“Too Late to Die Young”

by Lainey Feingold on March 1, 2006

Memoir by Southern Disability Rights Activist Deserves the Attention of all Progressive Activists

Harriet McBryde Johnson is a political activist, civil rights lawyer, and wheelchair rider whose picture was on the cover on the New York Times Magazine last year and whose essay inside the publication generated significant buzz among the magazine’s readership. Yet while Johnson is an increasingly well known spokesperson for the disability rights community, it would be a shame if her engaging memoir (now available in paperback), is pigeon-holed into the genre of disability studies. Johnson’s mix of personal stories, political insight and tales of one-woman activism — all served up in an easy to read, folksy, Southern style — deserves a wider readership than simply those interested in disability rights.

Johnson, a native and resident of Charleston South Carolina, is, among other things, a civil rights lawyer (and member of the leftist legal organization the National Lawyers Guild), a national disability rights spokesperson, a one-time candidate for Charleston’s County Board of Supervisors, a traveler to Cuba, a journalist, and a guest on national TV talk shows. While all these aspects of Johnson’s life are engagingly described in the eleven essays that comprise this book, the descriptive labels don’t tell the full story.

From the outset, Johnson identifies herself as a story teller in the best southern tradition, and her book is just what the subtitle promises: “nearly true tales from a life.” It is a life that begins, as McBryde Johnson describes it, as “a little girl who knows she will die”. But despite the dire prognoses of pity-seeking fund raisers, Harriet doesn’t die, and now it is “too late to die young.” Quite the opposite: the first forty odd years of her life have been full of adventures, political work, organizing efforts, and personal relationships that make for a compelling memoir.

Johnson describes the nitty gritty of her involvement in campaigns involving several diverse political issues. Her disability – and disability rights political perspective – are part of all these campaigns, but not necessarily the central focus. In one of the more humorous chapters, for example, she describes Ronald Regan’s visit to her Southern university campus in 1983.

Because Johnson’s dorm room was close to the stage where the president was to speak, she was supposed to evacuate the room for “security reasons” during his visit. Her one-woman opposition to the proposed security sweep, and her role in organizing the subsequent campus protest, underscore the importance of each individual in all political struggles. The author’s description of her favorite protest signs from Reagan’s visit – “Ron steals from the Poor and gives to the Military” or “$ave $tudent Loan$ –provide a slice of progressive history and sadly remind us that things haven’t changed much in the past 25 years.

Harriet McBryde Johnson is one of a handful of activists behind a yearly protest of the Jerry Lewis muscular dystrophy telethon. In an example of the candor that permeates the book, Johnson explains that in South Carolina she’s a radical, while amongst the national anti-telethon disability rights activists, she’s holding up the conservative wing.

Comedian Lewis’ annual message of pity and medicalization is the antithesis of the disability rights movements’ core philosophy of civil rights and independence. Johnson recognizes this early on, and in the early 1990’s stages a small public protest in Charleston, South Carolina. Her description of bringing the telethon protest to Charleston (something she has been doing for more than a decade) will bring a smile to the face of activists of all stripes: early on she offered pizza to anyone willing to hold a picket sign on a down town street corner.

The story that propelled Johnson to the cover of the New York Times is aptly titled “Unspeakable Conversations” and appears at the end of the book. (Each chapter of the memoir is independent of the others; the book is really a collection of essays that the reader can sample in whatever order is of interest.) “Unspeakable” seems the perfect adjective for story’s subject: Johnson’s public conversation with Princeton professor Peter Singer.

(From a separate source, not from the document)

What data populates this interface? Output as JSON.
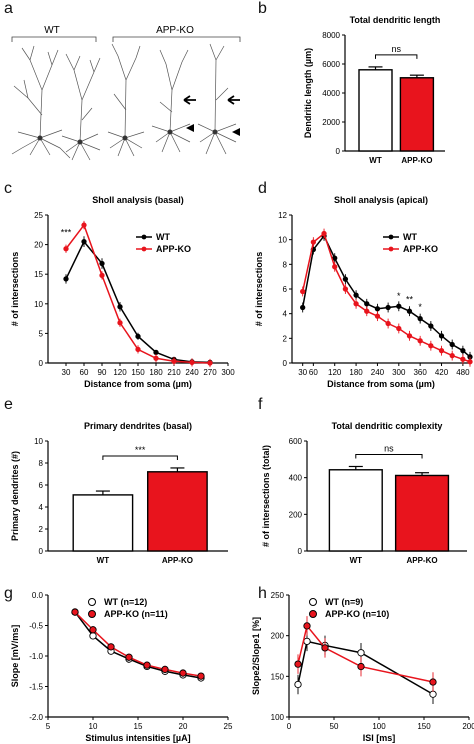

As she wryly notes in the introductory paragraph of this essay, Singer is “the man who wants me dead.” Not in a direct sense of course, but Singer has staked his career on developing the theoretical underpinnings of a philosophy that boils down to his belief that the disabled life is not worth living – should not, if possible be allowed. Johnson’s meticulous personal, theoretical and political refutation of Singer’s flawed belief system is powerful. Without polemic or name calling, this entire memoir serves as a testament to the inherent outrageous wrongness of Singer’s view.

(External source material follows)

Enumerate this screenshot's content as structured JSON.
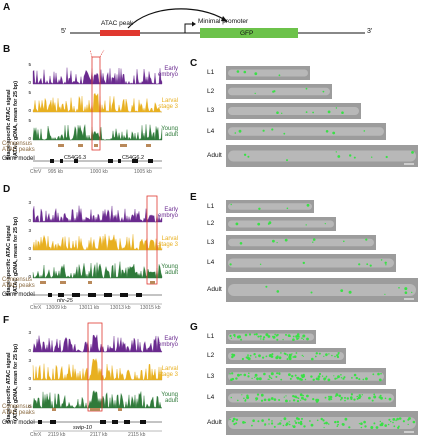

Too Late to Die Young is one of many books written by disability rights activists and scholars in the last decade that deserve a wide audience. These books, by authors such as Paul Longmore, John Hockenberry and Mary Johnson, to name just a few, may have a disability rights focus and perspective, but contain important political and social insights that no activist can afford to ignore. The universality of the themes in Harriet McBryde Johnson’s memoir, as in many other books in the genre, render these books important reading for anyone interested in a more just and equitable society.